O desconforto térmico causa mal estar e influencia no bem-estar geral. O organismo humano é capaz de se adaptar, mas isso tende a acontecer de forma lenta, na contramão da velocidade em que a mudança vem ocorrendo. Ao longo da história, o homem criou mecanismos naturais e artificiais como medidas adaptativas que vão de alterações físicas, como a redução da melanina, a invenções como roupas específicas para cada clima e casas com isolamento térmico em regiões mais frias. No entanto, medidas recentes incluem atitudes mais dramáticas, como a migração de refugiados climáticos.

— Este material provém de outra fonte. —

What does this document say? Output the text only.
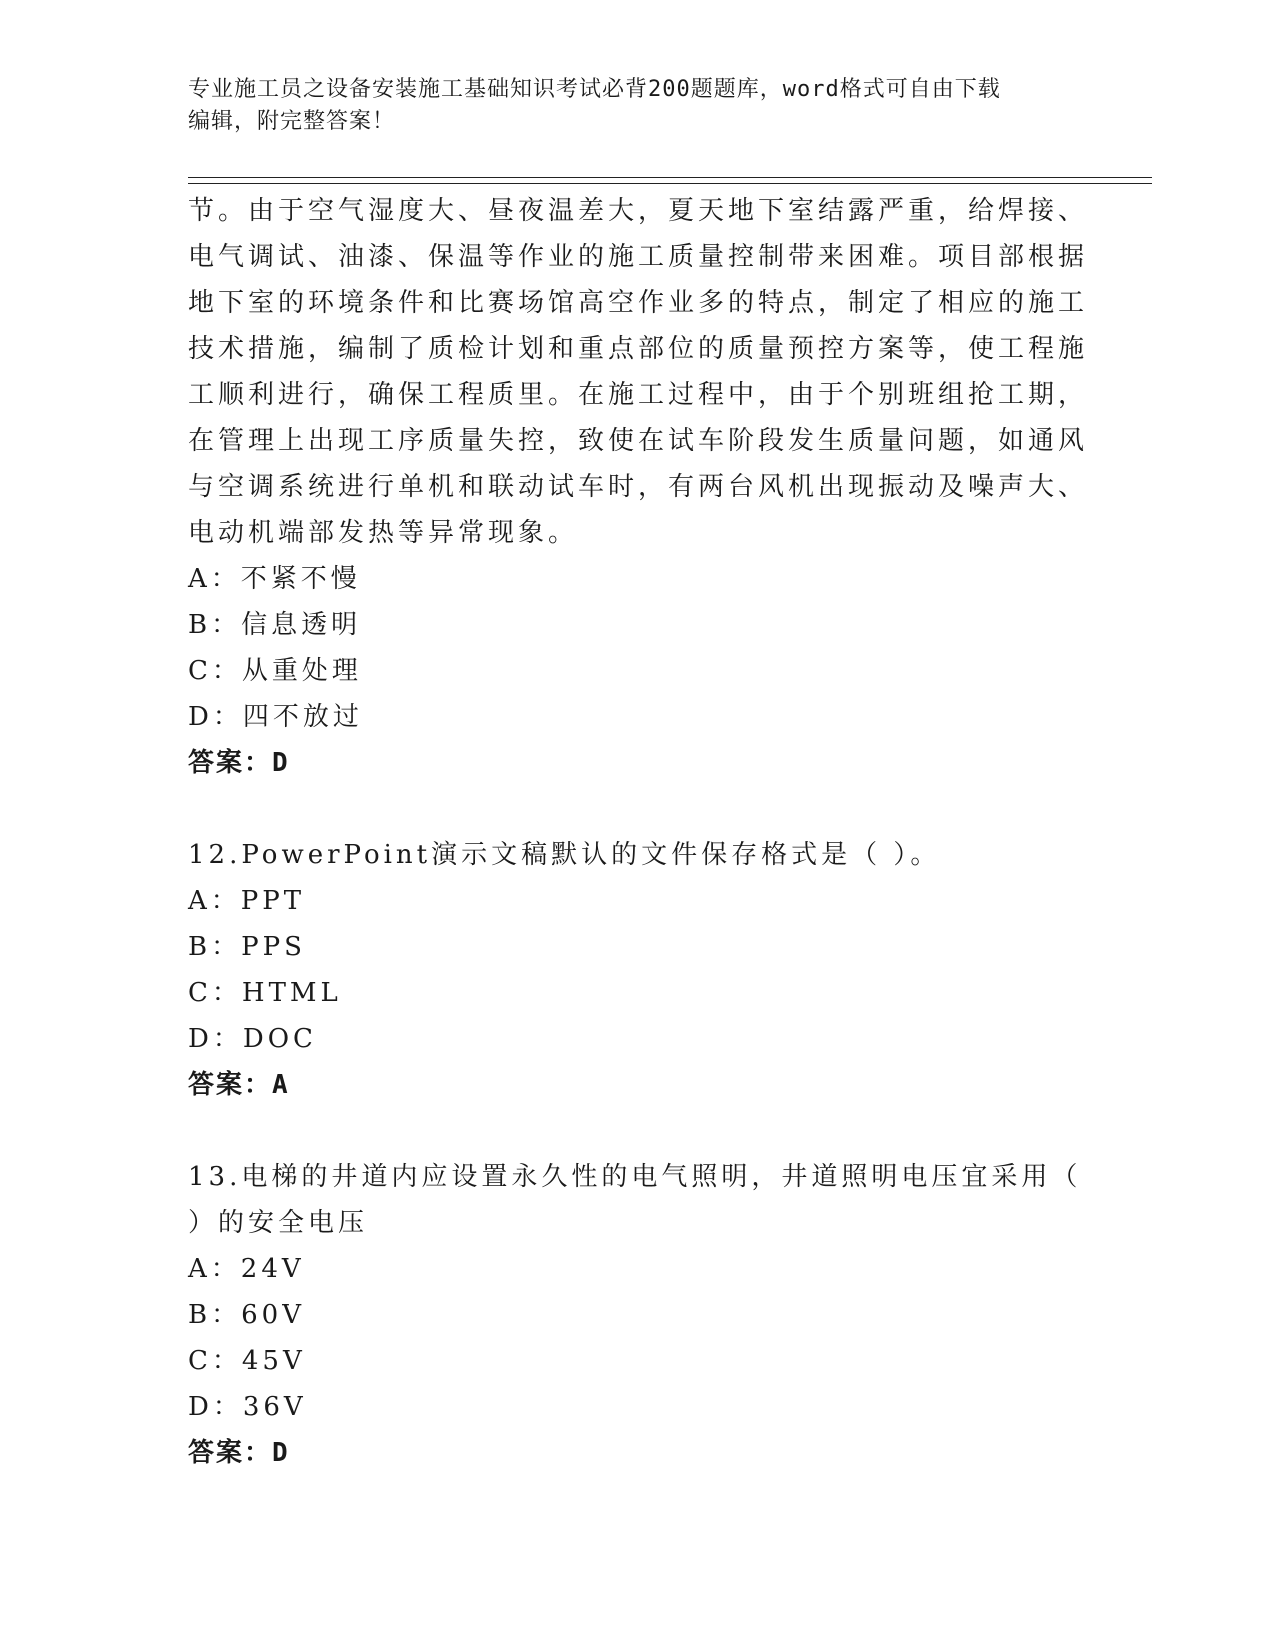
专业施工员之设备安装施工基础知识考试必背200题题库，word格式可自由下载
编辑，附完整答案！

节。由于空气湿度大、昼夜温差大，夏天地下室结露严重，给焊接、

电气调试、油漆、保温等作业的施工质量控制带来困难。项目部根据

地下室的环境条件和比赛场馆高空作业多的特点，制定了相应的施工

技术措施，编制了质检计划和重点部位的质量预控方案等，使工程施

工顺利进行，确保工程质里。在施工过程中，由于个别班组抢工期，

在管理上出现工序质量失控，致使在试车阶段发生质量问题，如通风

与空调系统进行单机和联动试车时，有两台风机出现振动及噪声大、

电动机端部发热等异常现象。

A：不紧不慢

B：信息透明

C：从重处理

D：四不放过

答案：D

12.PowerPoint演示文稿默认的文件保存格式是（ ）。

A：PPT

B：PPS

C：HTML

D：DOC

答案：A

13.电梯的井道内应设置永久性的电气照明，井道照明电压宜采用（

）的安全电压

A：24V

B：60V

C：45V

D：36V

答案：D
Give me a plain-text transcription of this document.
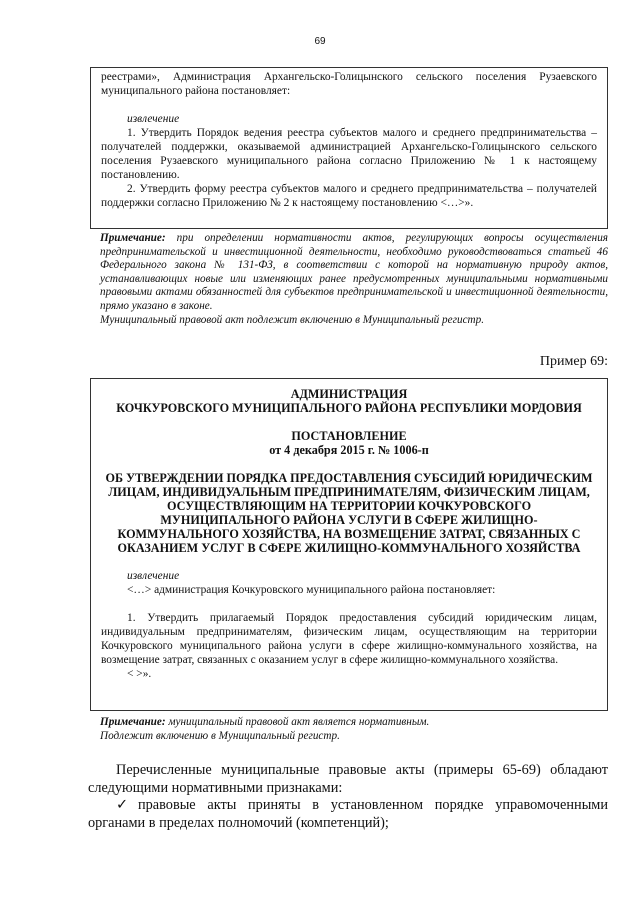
69

реестрами», Администрация Архангельско-Голицынского сельского поселения Рузаевского муниципального района постановляет:

извлечение

1. Утвердить Порядок ведения реестра субъектов малого и среднего предпринимательства – получателей поддержки, оказываемой администрацией Архангельско-Голицынского сельского поселения Рузаевского муниципального района согласно Приложению № 1 к настоящему постановлению.

2. Утвердить форму реестра субъектов малого и среднего предпринимательства – получателей поддержки согласно Приложению № 2 к настоящему постановлению <…>».

Примечание: при определении нормативности актов, регулирующих вопросы осуществления предпринимательской и инвестиционной деятельности, необходимо руководствоваться статьей 46 Федерального закона № 131-ФЗ, в соответствии с которой на нормативную природу актов, устанавливающих новые или изменяющих ранее предусмотренных муниципальными нормативными правовыми актами обязанностей для субъектов предпринимательской и инвестиционной деятельности, прямо указано в законе.
Муниципальный правовой акт подлежит включению в Муниципальный регистр.
Пример 69:

АДМИНИСТРАЦИЯ

КОЧКУРОВСКОГО МУНИЦИПАЛЬНОГО РАЙОНА РЕСПУБЛИКИ МОРДОВИЯ

ПОСТАНОВЛЕНИЕ

от 4 декабря 2015 г. № 1006-п

ОБ УТВЕРЖДЕНИИ ПОРЯДКА ПРЕДОСТАВЛЕНИЯ СУБСИДИЙ ЮРИДИЧЕСКИМ ЛИЦАМ, ИНДИВИДУАЛЬНЫМ ПРЕДПРИНИМАТЕЛЯМ, ФИЗИЧЕСКИМ ЛИЦАМ, ОСУЩЕСТВЛЯЮЩИМ НА ТЕРРИТОРИИ КОЧКУРОВСКОГО МУНИЦИПАЛЬНОГО РАЙОНА УСЛУГИ В СФЕРЕ ЖИЛИЩНО-КОММУНАЛЬНОГО ХОЗЯЙСТВА, НА ВОЗМЕЩЕНИЕ ЗАТРАТ, СВЯЗАННЫХ С ОКАЗАНИЕМ УСЛУГ В СФЕРЕ ЖИЛИЩНО-КОММУНАЛЬНОГО ХОЗЯЙСТВА

извлечение

<…> администрация Кочкуровского муниципального района постановляет:

1. Утвердить прилагаемый Порядок предоставления субсидий юридическим лицам, индивидуальным предпринимателям, физическим лицам, осуществляющим на территории Кочкуровского муниципального района услуги в сфере жилищно-коммунального хозяйства, на возмещение затрат, связанных с оказанием услуг в сфере жилищно-коммунального хозяйства.

< >».

Примечание: муниципальный правовой акт является нормативным.
Подлежит включению в Муниципальный регистр.

Перечисленные муниципальные правовые акты (примеры 65-69) обладают следующими нормативными признаками:

✓ правовые акты приняты в установленном порядке управомоченными органами в пределах полномочий (компетенций);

Nas cidades, a situação é notória. Ilhas de calor impactam a vida de quem vive nos centros urbanos. O Brasil figura entre os locais mais afetados, principalmente nas regiões Centro-Oeste e Sudeste, já que no Norte e Nordeste, por estarem mais aclimatadas ao calor, as pessoas tendem a sofrer menos os impactos do aquecimento global.

A importância deste estudo é revelar as implicações sobre a saúde do indivíduo e alertar para a necessidade de reduzir o aquecimento global. A mensagem é clara: as mudanças climáticas não gerarão impactos apenas no longo prazo. Eles já estão sendo vivenciados como consequência das atividades humanas no clima do planeta. Mais um recado de que devemos começar a agir agora.

Referência:

Vicedo-Cabrera, A.M., Scovronick, N., Sera, F. et al. The burden of heat-related mortality attributable to recent human-induced climate change. Nat. Clim. Chang. (2021). https://doi.org/10.1038/s41558-021-01058-x

[1] A termorregulação é um mecanismo de equilíbrio da temperatura humana para manter nosso organismo sempre em torno de 37°C. Quando a temperatura do ambiente oscila, o sistema de termorregulação entra em ação para dissipar ou reter o calor do corpo.

Jaqueline Nichi é jornalista e cientista social com mestrado em Sustentabilidade pela EACH-USP. Atualmente, é doutoranda no Programa Ambiente e Sociedade do Núcleo de Estudos e Pesquisas Ambientais (NEPAM-UNICAMP). Sua área de pesquisa é centrada nas dimensões sociais e políticas das mudanças climáticas nas cidades e governança multinível e multiatores.